Friday, September 17, 2010

Ludlow

Having learned our lesson about train travel in the English countryside, we gave ourselves plenty of time for the next leg of our trip, and of course everything worked out beautifully. Our excellent fun on the trains ended in the most picturesque English countryside imaginable, replete with cascading river, quacking ducks, giant oak trees, and, in the near distance in the morning as you stand on your balcony, lowing sheep.

Loveliest of Trees
Those of you who are familiar with the work of the poet A.E. Housman may recall his famous poem about the cherry tree, and how since life passes quickly, it is good to spend time admiring it not just in the spring, but also in the winter. Taking this lesson to heart, the good people of Ludlow have planted a cherry tree in Housman’s memory in one of the local churchyards. We managed through trial and error to find this tree and its plaque. We were a bit troubled to see that it was quite a young tree, until we spotted, on the opposite side of the churchyard, another cherry tree, at least hoary with age, and although it did seem to have recently sported a leaf or two, perhaps actually dead. So we admired them both.

Ludlow Fair
Describing the tendency of rural people to have a drink or two when visiting the metropolis, Housman wrote: “I have been to Ludlow Fair, and left my necktie God knows where.” The fair itself is everything you could wish it to be, with tables full of local produce and small household items, but Susan couldn’t rest until we had found a shop facing the square where the Fair is held, and she bought me a neck tie. I’m not sure what people felt as I posed in front of the stalls to prove that I still had it before I left for home, but certainly I felt that I’d entered into the spirit of the thing. We also tried to pitch the local museum’s gift shop on the idea of producing ties for that very purpose, but we met with some resistance from the woman behind the counter. She didn’t say anything of course, but the words “loopy colonials” were written for a moment in the thought balloon above her head.

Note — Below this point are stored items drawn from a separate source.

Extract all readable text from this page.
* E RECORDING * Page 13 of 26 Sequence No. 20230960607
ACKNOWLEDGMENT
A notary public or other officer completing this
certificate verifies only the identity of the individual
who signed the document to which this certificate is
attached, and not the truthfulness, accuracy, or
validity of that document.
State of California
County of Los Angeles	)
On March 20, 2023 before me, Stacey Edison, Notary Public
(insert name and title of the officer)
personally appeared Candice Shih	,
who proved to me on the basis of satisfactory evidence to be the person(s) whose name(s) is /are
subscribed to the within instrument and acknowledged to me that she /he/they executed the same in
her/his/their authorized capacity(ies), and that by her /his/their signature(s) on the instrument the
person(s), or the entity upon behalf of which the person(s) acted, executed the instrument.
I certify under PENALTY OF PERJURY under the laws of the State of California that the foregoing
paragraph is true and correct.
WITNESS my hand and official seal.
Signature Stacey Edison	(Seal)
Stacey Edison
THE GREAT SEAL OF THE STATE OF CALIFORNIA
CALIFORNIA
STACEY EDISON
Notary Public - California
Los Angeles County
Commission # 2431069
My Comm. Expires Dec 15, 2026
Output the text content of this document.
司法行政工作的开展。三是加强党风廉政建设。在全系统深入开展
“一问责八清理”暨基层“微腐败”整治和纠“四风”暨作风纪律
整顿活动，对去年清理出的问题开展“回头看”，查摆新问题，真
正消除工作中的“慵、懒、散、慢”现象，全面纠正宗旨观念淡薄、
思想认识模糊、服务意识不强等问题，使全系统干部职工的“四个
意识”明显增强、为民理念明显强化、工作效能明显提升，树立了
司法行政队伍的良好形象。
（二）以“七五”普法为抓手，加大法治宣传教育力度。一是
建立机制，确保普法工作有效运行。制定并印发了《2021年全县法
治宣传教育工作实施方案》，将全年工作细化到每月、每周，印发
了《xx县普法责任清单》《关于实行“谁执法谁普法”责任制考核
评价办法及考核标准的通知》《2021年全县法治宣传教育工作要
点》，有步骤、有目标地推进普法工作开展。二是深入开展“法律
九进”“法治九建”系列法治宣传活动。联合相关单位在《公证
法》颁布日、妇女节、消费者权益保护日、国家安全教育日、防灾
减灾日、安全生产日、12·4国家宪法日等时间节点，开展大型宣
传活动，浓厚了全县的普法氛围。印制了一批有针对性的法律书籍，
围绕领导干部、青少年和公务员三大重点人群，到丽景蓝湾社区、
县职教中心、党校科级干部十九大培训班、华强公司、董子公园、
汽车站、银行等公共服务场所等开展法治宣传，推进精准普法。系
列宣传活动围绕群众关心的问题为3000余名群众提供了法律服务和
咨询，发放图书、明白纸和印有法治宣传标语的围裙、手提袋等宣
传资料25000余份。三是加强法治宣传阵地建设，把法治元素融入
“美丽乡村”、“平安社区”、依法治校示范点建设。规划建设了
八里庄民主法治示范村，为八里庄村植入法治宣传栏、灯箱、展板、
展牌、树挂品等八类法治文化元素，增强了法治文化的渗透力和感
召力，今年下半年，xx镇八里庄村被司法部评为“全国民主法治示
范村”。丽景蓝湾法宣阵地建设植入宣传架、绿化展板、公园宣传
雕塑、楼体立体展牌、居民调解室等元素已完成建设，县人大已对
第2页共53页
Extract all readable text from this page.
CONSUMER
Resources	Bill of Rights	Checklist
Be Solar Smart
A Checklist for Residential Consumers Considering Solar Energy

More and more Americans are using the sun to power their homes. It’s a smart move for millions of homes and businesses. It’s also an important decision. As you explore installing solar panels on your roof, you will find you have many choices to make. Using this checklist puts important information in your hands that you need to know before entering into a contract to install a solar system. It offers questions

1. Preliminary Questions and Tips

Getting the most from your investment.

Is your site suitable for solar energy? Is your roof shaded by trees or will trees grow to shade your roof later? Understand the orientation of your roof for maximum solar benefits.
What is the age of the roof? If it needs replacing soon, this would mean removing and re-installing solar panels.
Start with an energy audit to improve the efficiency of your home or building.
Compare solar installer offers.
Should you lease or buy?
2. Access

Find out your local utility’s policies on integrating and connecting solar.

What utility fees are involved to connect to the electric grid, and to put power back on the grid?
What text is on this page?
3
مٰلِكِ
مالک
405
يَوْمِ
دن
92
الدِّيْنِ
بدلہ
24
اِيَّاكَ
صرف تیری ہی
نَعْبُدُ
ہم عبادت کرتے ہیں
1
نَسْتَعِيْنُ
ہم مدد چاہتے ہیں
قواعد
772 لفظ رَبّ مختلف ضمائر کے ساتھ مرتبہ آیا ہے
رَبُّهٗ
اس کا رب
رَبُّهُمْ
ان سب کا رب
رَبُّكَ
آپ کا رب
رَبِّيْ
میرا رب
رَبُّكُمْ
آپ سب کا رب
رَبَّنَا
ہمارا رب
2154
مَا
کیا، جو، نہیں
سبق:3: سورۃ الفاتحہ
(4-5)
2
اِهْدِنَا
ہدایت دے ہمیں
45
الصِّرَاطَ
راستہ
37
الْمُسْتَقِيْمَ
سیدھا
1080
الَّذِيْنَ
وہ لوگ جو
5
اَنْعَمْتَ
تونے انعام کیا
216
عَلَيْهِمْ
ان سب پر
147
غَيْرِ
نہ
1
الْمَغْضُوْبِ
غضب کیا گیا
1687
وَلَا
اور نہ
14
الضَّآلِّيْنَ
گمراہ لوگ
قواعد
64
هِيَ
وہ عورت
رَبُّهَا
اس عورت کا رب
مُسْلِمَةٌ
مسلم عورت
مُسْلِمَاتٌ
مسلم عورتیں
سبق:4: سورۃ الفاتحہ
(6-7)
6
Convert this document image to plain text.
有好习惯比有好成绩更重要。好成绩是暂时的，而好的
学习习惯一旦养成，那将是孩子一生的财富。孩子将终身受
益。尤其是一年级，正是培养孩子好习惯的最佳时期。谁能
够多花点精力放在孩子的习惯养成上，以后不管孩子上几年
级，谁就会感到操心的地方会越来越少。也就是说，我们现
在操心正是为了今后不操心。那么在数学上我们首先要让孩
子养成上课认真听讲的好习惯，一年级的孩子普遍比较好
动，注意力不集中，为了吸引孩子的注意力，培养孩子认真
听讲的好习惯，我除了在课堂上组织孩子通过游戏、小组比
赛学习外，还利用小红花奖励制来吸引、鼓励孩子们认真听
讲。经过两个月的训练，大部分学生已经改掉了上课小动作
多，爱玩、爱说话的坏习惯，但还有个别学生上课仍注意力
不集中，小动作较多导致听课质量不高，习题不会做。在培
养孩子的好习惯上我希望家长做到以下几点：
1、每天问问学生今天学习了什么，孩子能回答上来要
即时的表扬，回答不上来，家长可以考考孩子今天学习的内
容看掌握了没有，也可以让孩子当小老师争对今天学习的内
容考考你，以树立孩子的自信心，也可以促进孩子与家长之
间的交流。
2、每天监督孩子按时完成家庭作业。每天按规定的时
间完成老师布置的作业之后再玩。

Wednesday, September 15, 2010

Birmingham

Susan and I spent August this year going to cultural institutions around London. Then in September, we decided that we’d make a pilgrimage or two. Our first adventure involved going to Shropshire to see the home town of one of our favourite English poets, A.E. Housman. Unfortunately, this effort also gave us a good taste of British rail travel, which consisted in this case of taking three and a half hours for a 45-minute trip to Birmingham, so we decided to stop the night and spend part of the next day exploring the town.

The Bull Ring
I had first visited Birmingham with Susan in 2004, when David Sless had a bunch of us to Coventry to talk about health information design. We had a few hours to spare when all the dust had settled, so we tootled over to Birmingham to take a look. She snapped a photo of me in front of a giant bronze bull that gives its name to the central shopping complex. I did my best to look as though I had no idea I was standing in front of this giant, charging animal, but I’m afraid the photo itself doesn’t quite manage to convey my fecklessness, since it is, after all, a statue of a rampaging bull, and not the real thing.

Pre-Raphaelites Galore
If there is one thing you can say about Birmingham, it is that they have an art gallery that is worth the trip. It is quite large and impressive, with a very good bronze statue of Satan in the lobby, and enough work by the pre-Raphaelite brotherhood to make your head spin. If you’ve seen it in a book about the pre-Raphaelites, odds are good that the original is in the museum at Birmingham. Or rather, since many of the pre-Raphaelites had no compunction about painting the same picture more than once, it might be more accurate to say that one of the versions will be there. Perhaps, for instance, the Rossetti Prosperine where Jane Morris has red hair.